Also, maybe you now shop at an expensive whole foods store instead of Piggly Wiggly.
Halffasthero
Looks like all the points that I can make have already been made here.
OT
Why didn’t you post on the Steelers/Bears game? I was preparing to thank them for helping us out here in Minnesota. Of course thanks is only going to last as long as this Sunday when the Steelers and Vikings play. The Vikings actually have a defense now it seems and might actually be able to compete. It will be a war of the winning streaks. Correct me if I am wrong but the Vikings have a 7 game and the Steelers have a 6 game winning streak.
Predictions?
Phillip J. Birmingham
I’ve heard it has a great nose.
Krista
That was just wrong.
Marcos
But, but…the GDP is up and there’s more millionares now than ever. Check out our low low taxes! Every government social program must go! We’re INSANE!
circlethewagons
Did I just wander onto Andy Rooney’s blog?
BIRDZILLA
When i went ti HIGH SCHOOL back in the 70s it was 75 cents for a haircut but i BIRDZILLA just molt away
JoeTx
I’d like to thank the Republicans for cutting all those taxes for the rich during a time of elective war in Iraq. Nothing like spending money like a drunken sailor in port all the while decreasing revenues to pay for the war party to make our money worthless…
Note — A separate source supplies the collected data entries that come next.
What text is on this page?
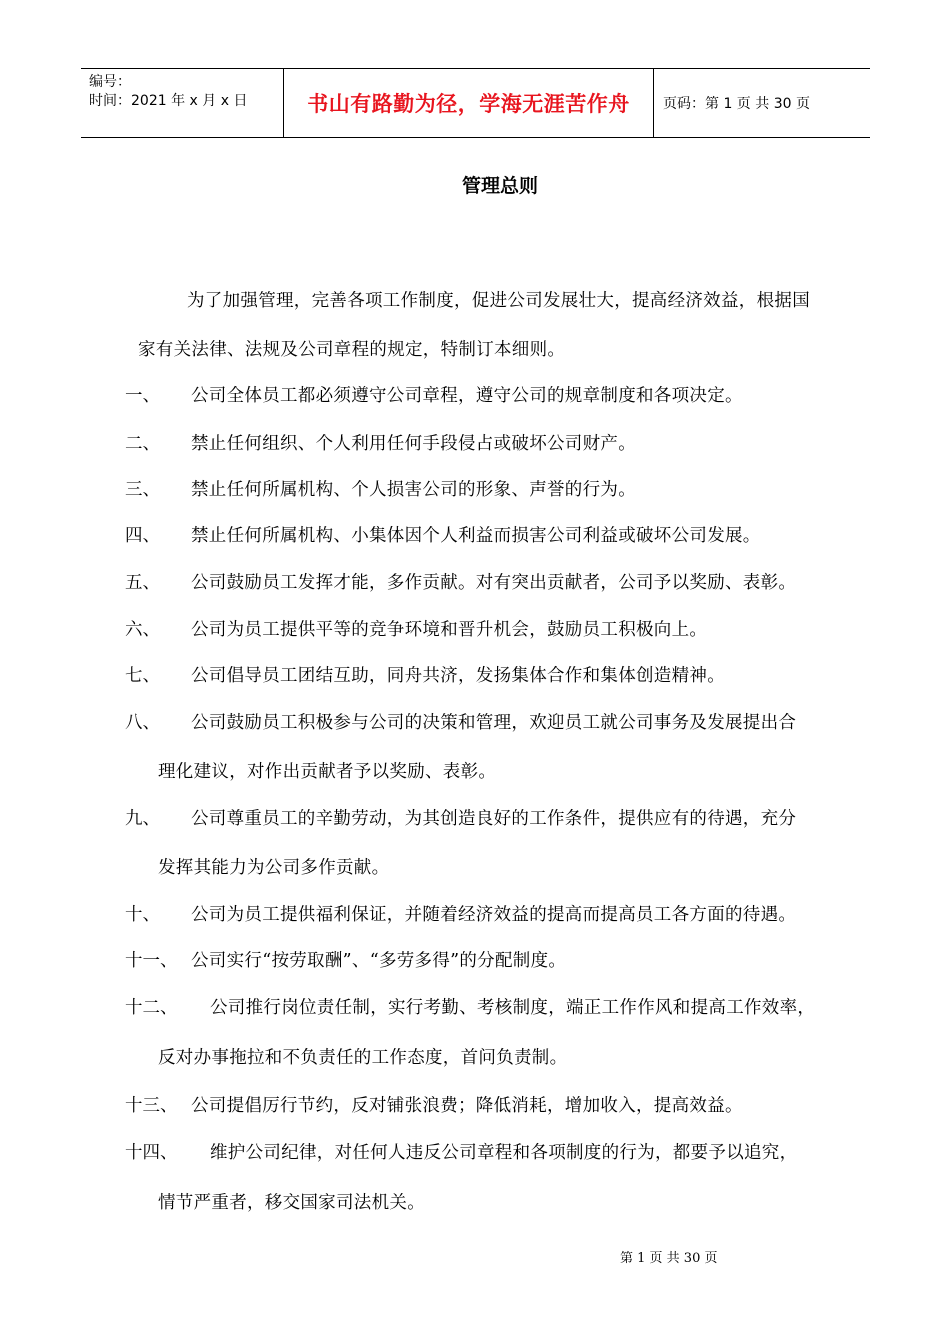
编号：
时间：2021 年 x 月 x 日	书山有路勤为径，学海无涯苦作舟	页码：第 1 页 共 30 页
管理总则
为了加强管理，完善各项工作制度，促进公司发展壮大，提高经济效益，根据国
家有关法律、法规及公司章程的规定，特制订本细则。
一、 公司全体员工都必须遵守公司章程，遵守公司的规章制度和各项决定。
二、 禁止任何组织、个人利用任何手段侵占或破坏公司财产。
三、 禁止任何所属机构、个人损害公司的形象、声誉的行为。
四、 禁止任何所属机构、小集体因个人利益而损害公司利益或破坏公司发展。
五、 公司鼓励员工发挥才能，多作贡献。对有突出贡献者，公司予以奖励、表彰。
六、 公司为员工提供平等的竞争环境和晋升机会，鼓励员工积极向上。
七、 公司倡导员工团结互助，同舟共济，发扬集体合作和集体创造精神。
八、 公司鼓励员工积极参与公司的决策和管理，欢迎员工就公司事务及发展提出合
理化建议，对作出贡献者予以奖励、表彰。
九、 公司尊重员工的辛勤劳动，为其创造良好的工作条件，提供应有的待遇，充分
发挥其能力为公司多作贡献。
十、 公司为员工提供福利保证，并随着经济效益的提高而提高员工各方面的待遇。
十一、 公司实行“按劳取酬”、“多劳多得”的分配制度。
十二、 公司推行岗位责任制，实行考勤、考核制度，端正工作作风和提高工作效率，
反对办事拖拉和不负责任的工作态度，首问负责制。
十三、 公司提倡厉行节约，反对铺张浪费；降低消耗，增加收入，提高效益。
十四、 维护公司纪律，对任何人违反公司章程和各项制度的行为，都要予以追究，
情节严重者，移交国家司法机关。
第 1 页 共 30 页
Here is a good read for you
When yellow Dogs Bark
TallDave
Sorry to burst everyone’s bubble, but the rich actually pay a larger share of taxes now than before Bush was elected, and a much larger share than 25 years ago.
http://taxprof.typepad.com/taxprof_blog/2005/04/wsj_on_distribu.html
And the top 5% still pay over half the income tax.
So when you’re whining that not enough of that “evil rich people” money is being forcibly seized by the gov’t and redistributed to you, try to remember that the whole process is technically an unconstitutional infringement on their rights anyway.